2) The court declines to award any other relief as to most of the requests at issue. As to these requests, the court does not conclude that Expedia's responses are adequate. It merely concludes that Mr. Weidenhamer has not demonstrated any specific inadequacy or given the court a basis, at this time, to conclude that the response is incomplete. As to these requests, the court rules that the responses Expedia stated in the joint motion (which are in many cases different or more expansive than the responses it provided to the actual discovery requests at issue), are sufficient to convince the court not to order additional responses. In many instances, the court reaches that conclusion because it is convinced that Mr. Weidenhamer has not meaningfully conferred with Expedia even though Expedia has stated a legitimate objection to the requests. Expedia must judge for itself, now that its General Objections have been stricken, whether its responses comply with its discovery obligations. This ruling applies to the following requests: Interrogatories Nos. 2, 3, 4, and 5; RFPs Nos. 5, 6, 10, 11, 12, 14, 15, 16, 17, 18, and 19.
3) As to RFPs Nos. 7, 8, 13, 20, and 21, Expedia shall prepare new responses. Those responses shall state with particularity its objections to the request and reveal, with reasonable specificity, the extent to which Expedia is withholding responsive documents based on those objections.
4) As to RFP No. 9, Expedia shall either produce organizational charts identifying the five persons that Mr. Weidenhamer identified in the joint motion or it shall declare that it has no organizational charts as to one or more of those persons.
The court declines to award sanctions at this time in part because no party requested them, and in part because Mr. Weidenhamer's approach to resolving these discovery disputes leaves much to be desired. The parties should expect sanctions if future motions reflect the same approach they took in this motion. The court has already explained that it will award monetary sanctions if Expedia continues to rely on its "General Objections" or anything resembling them.

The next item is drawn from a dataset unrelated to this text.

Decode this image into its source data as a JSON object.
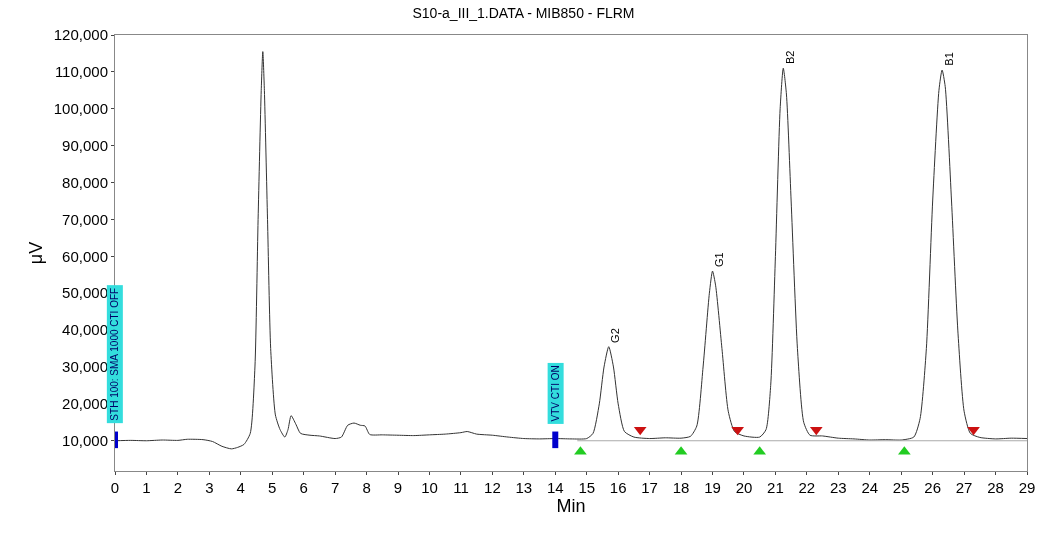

C. Mr. Weidenhamer's Motion to Extend the Class Certification Deadline
The sole basis for Mr. Weidenhamer's request for a 90-day delay in filing his class certification motion is that Expedia's discovery responses were inadequate. The court largely disagrees. Although Expedia's initial responses were inadequate, Mr. Weidenhamer has failed, except in a few instances, to convince the court that they were inadequate by the time he filed his motion to compel. Putting that aside, Mr. Weidenhamer has not explained why Expedia's inadequate responses will limit his ability to move for class certification. Whatever deficiencies remain in Expedia's responses, the court has no basis to conclude that those deficiencies will limit Mr. Weidenhamer as he attempts to certify a class.
For the reasons stated above, the court DENIES Defendants' motion to dismiss (Dkt. # 11), DENIES Plaintiff's motion to continue the class certification deadline (Dkt. # 19), and GRANTS in part and DENIES in part Plaintiff's motion to compel (Dkt. # 23).